Both Zayed and Rashid travelled independently to London to ask the British to reconsider or to at least accept British forces remaining if their cost were subsidised. British Secretary of State for Defence Dennis Healey refused the request, telling the BBC TV programme Panorama that he disliked the idea of being ‘a sort of white slaver for Arab sheikhs’, a comment for which he was later forced to apologise.

== Meeting ==
On 18 February 1968, Zayed and Rashid met in a tent pitched at Argoub Al Sedira. They were each accompanied by a small number of retainers and were served ghawa, Arabic coffee, by Rashid's son Mohammed bin Rashid Al Maktoum as they talked. Two tents were erected: one for the meeting and one for the followers and for preparing coffee and food. The meeting began late in the morning.

There were a number of outstanding issues to be settled between the two rulers, despite their personal regard for each other: Dubai and Abu Dhabi had been in a state of open warfare as recently as twenty years prior, following an incursion by Dubai in the area of Khor Ghanadah which had been thwarted by the British because the action broke the 1953 Maritime Truce. Zayed's predecessor, his brother Sheikh Shakhbut bin Sultan Al Nahyan had subsequently encouraged tribes loyal to Abu Dhabi to attack those loyal to Dubai under Rashid's father, Sheikh Saeed Al Maktoum, and following an attempted peace settlement had not paid his men, leading to a resumption of raiding on a wide front between tribes loyal to the two Sheikhdoms. Zayed had in fact attempted to mediate in that conflict but the border between the two Sheikhdoms had been disputed since.

After a long negotiation at Argoub Al Sedirah, the two rulers agreed on the border between their respective emirates and on the principle of a Union. Zayed would be president and they would invite the other Trucial States to join the Federation. The two men shook hands to seal the agreement between them.

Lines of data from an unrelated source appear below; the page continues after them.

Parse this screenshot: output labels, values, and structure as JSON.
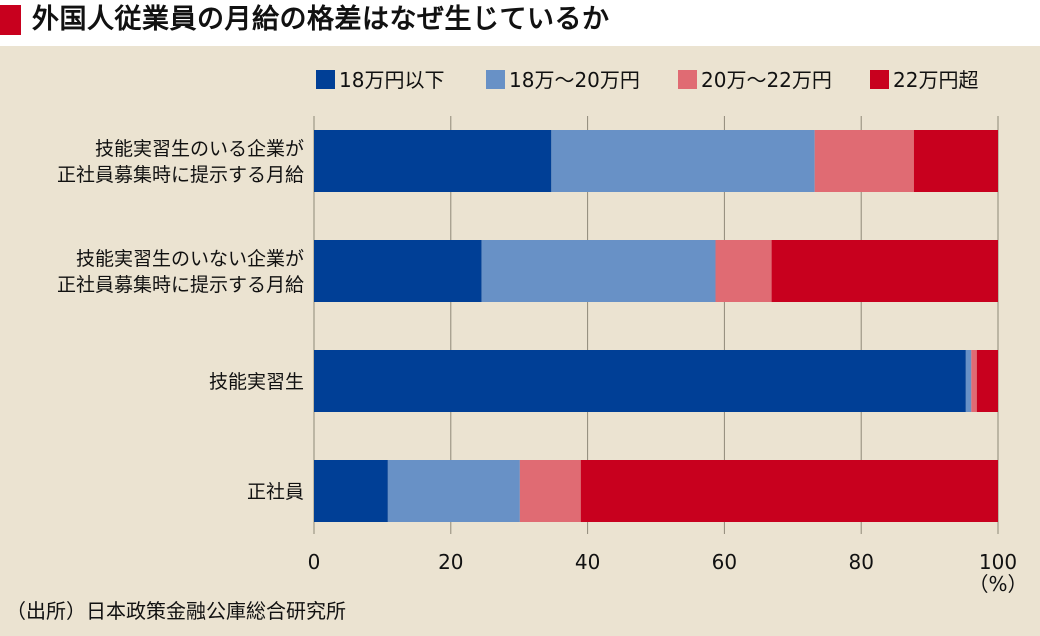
{
  "title": "外国人従業員の月給の格差はなぜ生じているか",
  "source": "（出所）日本政策金融公庫総合研究所",
  "unit_label": "（%）",
  "colors": {
    "title_mark": "#c8001e",
    "panel_background": "#ebe3d1"
  },
  "chart_data": {
    "type": "bar",
    "orientation": "horizontal",
    "stacked": true,
    "categories": [
      [
        "技能実習生のいる企業が",
        "正社員募集時に提示する月給"
      ],
      [
        "技能実習生のいない企業が",
        "正社員募集時に提示する月給"
      ],
      [
        "技能実習生"
      ],
      [
        "正社員"
      ]
    ],
    "series": [
      {
        "name": "18万円以下",
        "color": "#003f96",
        "values": [
          34.7,
          24.5,
          95.3,
          10.8
        ]
      },
      {
        "name": "18万～20万円",
        "color": "#6891c6",
        "values": [
          38.5,
          34.2,
          0.8,
          19.3
        ]
      },
      {
        "name": "20万～22万円",
        "color": "#e06b73",
        "values": [
          14.5,
          8.2,
          0.8,
          8.9
        ]
      },
      {
        "name": "22万円超",
        "color": "#c8001e",
        "values": [
          12.3,
          33.1,
          3.1,
          61.0
        ]
      }
    ],
    "xlim": [
      0,
      100
    ],
    "xticks": [
      "0",
      "20",
      "40",
      "60",
      "80",
      "100"
    ],
    "grid": true,
    "legend_position": "top"
  }
}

A subsequent meeting took place on 25 February 1968 with the rulers of the other five Trucial States and on 27 February 1968 the intention to found a ‘Federation of the Arab Emirates’ was announced to media. Bahrain and Qatar were invited to join the Federation and commenced negotiations but took very different approaches to the Trucial Rulers, who had been used to working together on the Trucial States Council: Bahrain held out for representation on the basis of population (it was, at the time, the most populous of the potential members of the Federation), while Qatar proposed that the smaller Northern Trucial States be amalgamated into a single political entity, the 'United Coastal Emirates' in order to create a five-member Federation of Bahrain, Qatar, Abu Dhabi, Dubai and the UCE.

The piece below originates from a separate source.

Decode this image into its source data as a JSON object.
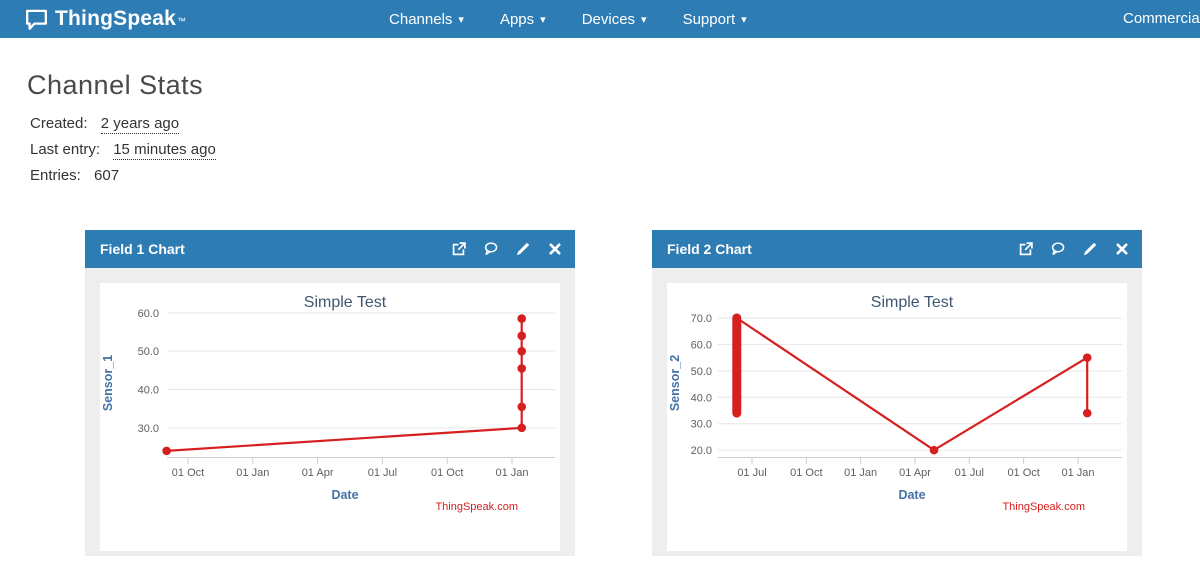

Following arduous negotiations in which Bahrain and Qatar withdrew from the proposed Federation and unilaterally declared their independence, the United Arab Emirates was founded with the signing of a preliminary constitution at Union House in Dubai on 2 December 1972. A number of key meetings between the Trucial Rulers that took place leading up to the Union were held at Sheikh Zayed's farm in Al Khawaneej in Dubai.